Je rougis malgré moi. C'est vrai que ça n'a pas été très fructueux en termes d'indices.
— Et toi ? Qu'as-tu trouvé de si palpitant ?
— Suis-moi.
Je lui emboite le pas hors de la cuisine, curieux de ses découvertes. Sans vérifier si je le suis, il passe par une fenêtre ouverte et commence l'escalade.
— Heu... Poulpinet...
Il ne prête aucune attention à ma perplexité et continue de se hisser sur la façade. Je lâche un grognement bien senti et me lance à mon tour. Petit à petit, le sol s'éloigne de nous jusqu'à devenir lointain. Je m'agrippe aux corniches et aux ferronneries pour me hisser toujours plus et bientôt, nous atteignons les toits. Le dôme s'élève derrière nous avec majesté. Mais c'est vers la forêt de donjons que se dirige mon compagnon. Nous poursuivons notre chemin sur l'arrête du bâtiment.
— Nous allons nous faire voir ! préviens-je.
— Non, rétorque-t-il en secouant sa petite queue de cheval, j'ai analysé tous les postes et tours de gardes et en ce moment, nous avons la voie libre uniquement par cette route.
— Quelle est notre destination ?
— Çà.
Il pointe du doigt la coupole de la plus haute tour.
— C'est une plaisanterie ?
— Absolument pas, ricane-t-il, mais ne t'inquiète pas : les pierres sont assez bosselées pour trouver des prises jusqu'au faîte.
— Je vais glisser et m'écraser dans les jardins !

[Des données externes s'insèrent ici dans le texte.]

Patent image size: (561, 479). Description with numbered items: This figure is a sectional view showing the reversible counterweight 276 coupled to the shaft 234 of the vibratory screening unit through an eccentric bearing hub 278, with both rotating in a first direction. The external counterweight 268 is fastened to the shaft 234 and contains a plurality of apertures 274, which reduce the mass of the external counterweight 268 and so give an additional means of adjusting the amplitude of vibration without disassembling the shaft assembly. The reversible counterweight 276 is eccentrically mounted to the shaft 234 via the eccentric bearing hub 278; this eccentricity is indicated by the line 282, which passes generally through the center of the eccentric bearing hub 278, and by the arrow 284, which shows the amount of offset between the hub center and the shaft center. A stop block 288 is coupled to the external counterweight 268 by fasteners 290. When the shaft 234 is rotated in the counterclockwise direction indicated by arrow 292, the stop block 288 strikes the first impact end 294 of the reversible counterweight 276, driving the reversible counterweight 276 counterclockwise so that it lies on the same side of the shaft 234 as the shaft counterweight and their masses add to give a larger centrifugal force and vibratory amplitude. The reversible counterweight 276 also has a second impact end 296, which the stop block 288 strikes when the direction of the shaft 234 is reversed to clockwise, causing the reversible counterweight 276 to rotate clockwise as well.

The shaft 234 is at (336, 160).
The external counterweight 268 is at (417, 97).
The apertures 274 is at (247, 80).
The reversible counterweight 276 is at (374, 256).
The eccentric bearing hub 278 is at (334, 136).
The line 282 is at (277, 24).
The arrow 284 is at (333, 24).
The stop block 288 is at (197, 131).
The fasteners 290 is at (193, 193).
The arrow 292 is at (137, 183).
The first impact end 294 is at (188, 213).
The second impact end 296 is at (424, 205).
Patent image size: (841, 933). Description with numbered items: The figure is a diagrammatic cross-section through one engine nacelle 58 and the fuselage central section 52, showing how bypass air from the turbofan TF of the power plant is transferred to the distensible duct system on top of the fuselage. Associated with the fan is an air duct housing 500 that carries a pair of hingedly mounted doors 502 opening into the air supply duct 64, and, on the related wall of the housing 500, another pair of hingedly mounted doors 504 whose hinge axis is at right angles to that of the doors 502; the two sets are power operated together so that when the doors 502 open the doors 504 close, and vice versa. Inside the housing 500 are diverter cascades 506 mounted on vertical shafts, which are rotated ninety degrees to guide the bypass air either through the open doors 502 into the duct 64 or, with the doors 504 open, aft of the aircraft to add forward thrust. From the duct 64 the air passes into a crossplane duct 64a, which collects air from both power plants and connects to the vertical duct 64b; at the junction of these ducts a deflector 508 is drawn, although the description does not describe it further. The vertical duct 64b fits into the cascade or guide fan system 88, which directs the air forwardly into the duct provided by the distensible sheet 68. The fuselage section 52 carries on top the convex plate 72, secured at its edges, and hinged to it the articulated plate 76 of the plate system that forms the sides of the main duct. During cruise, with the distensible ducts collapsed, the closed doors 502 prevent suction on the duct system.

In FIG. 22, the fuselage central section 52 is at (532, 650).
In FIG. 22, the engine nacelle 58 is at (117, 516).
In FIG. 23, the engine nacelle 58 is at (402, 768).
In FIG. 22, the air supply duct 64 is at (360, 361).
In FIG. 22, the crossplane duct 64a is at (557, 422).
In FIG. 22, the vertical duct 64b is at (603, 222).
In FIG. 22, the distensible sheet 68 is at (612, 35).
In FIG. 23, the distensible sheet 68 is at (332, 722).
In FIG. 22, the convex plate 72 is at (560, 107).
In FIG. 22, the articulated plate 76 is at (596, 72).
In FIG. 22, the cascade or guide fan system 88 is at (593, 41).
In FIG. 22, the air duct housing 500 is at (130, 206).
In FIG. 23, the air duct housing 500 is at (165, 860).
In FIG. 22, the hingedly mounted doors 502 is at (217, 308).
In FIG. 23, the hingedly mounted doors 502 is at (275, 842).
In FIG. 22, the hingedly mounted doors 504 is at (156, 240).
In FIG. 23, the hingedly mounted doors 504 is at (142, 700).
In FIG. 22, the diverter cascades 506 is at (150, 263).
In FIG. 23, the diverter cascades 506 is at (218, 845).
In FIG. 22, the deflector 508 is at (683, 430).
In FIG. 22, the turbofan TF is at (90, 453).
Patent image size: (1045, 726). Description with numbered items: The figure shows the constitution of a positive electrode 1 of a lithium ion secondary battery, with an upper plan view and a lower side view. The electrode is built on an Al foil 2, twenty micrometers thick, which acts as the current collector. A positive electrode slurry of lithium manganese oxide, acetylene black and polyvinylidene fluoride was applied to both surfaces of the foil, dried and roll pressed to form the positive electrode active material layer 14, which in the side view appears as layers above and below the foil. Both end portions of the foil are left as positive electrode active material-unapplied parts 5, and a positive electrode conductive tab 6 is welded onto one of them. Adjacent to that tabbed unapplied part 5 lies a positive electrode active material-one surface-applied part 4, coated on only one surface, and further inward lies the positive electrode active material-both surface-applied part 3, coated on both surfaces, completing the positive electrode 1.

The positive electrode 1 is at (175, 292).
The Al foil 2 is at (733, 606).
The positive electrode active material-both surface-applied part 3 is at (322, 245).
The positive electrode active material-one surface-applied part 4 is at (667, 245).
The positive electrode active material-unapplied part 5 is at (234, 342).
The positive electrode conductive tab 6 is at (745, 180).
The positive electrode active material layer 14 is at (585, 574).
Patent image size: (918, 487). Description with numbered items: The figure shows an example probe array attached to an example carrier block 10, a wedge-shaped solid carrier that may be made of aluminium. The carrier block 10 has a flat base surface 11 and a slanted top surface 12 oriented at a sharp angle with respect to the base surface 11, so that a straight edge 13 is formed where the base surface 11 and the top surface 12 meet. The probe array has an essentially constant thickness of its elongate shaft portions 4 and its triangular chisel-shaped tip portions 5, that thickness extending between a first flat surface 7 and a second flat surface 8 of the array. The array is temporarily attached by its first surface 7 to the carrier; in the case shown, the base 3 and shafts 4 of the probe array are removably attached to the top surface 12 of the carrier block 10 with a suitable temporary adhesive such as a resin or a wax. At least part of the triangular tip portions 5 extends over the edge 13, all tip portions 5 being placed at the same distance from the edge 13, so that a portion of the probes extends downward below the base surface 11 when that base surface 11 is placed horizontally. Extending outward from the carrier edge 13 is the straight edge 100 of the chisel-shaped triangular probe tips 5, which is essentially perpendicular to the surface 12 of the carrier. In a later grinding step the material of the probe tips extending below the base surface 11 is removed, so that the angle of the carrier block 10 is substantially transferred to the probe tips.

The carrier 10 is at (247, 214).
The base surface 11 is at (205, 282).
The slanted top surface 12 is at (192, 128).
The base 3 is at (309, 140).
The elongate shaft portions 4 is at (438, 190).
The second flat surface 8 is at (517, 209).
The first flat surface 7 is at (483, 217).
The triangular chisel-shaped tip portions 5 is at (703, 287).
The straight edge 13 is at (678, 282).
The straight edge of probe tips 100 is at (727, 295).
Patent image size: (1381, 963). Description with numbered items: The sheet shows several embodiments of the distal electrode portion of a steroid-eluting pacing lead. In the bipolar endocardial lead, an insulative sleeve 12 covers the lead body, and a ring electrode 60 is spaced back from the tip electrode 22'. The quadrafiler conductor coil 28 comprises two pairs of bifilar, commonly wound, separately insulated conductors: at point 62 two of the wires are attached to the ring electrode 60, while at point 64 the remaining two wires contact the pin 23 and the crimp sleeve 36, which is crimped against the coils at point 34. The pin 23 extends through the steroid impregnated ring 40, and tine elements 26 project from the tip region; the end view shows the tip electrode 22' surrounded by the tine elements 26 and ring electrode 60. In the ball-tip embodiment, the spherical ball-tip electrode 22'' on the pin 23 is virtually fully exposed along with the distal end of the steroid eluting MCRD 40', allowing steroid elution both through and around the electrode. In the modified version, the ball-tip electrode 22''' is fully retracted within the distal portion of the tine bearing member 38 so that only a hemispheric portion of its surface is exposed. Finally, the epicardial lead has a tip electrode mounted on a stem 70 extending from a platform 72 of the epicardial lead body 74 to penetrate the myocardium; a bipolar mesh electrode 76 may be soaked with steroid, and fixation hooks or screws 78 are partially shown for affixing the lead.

— Je pourrais récupérer ton matériel de torture ?
J'écarquille les yeux.
— S'il te plait, Binou...
— N... Non ! Et pas touche à mes bouteilles aussi !
— Tu devrais arrêter de boire.
— Heureux de savoir que tu te soucies de ma santé !
— Si tu es ivre pendant une mission, je risque d'y passer aussi.
— Bah tiens, je me disais aussi.
— D'ailleurs, si ça arrive, récupère mon Onyx, merci.
— Ton quoi ?
Il ne me répond pas, trop occupé à grimper le long des murs de soutien. On s'attaque alors à l'immense donjon. Rien que de me tordre le cou pour percevoir sa hauteur me donne des sueurs froides. Allez, du courage, Binou ! Mais ceci-dit, s'il n'y a rien d'intéressant là-haut, j'égorge Poulpinet après lui avoir arraché la voute plantaire.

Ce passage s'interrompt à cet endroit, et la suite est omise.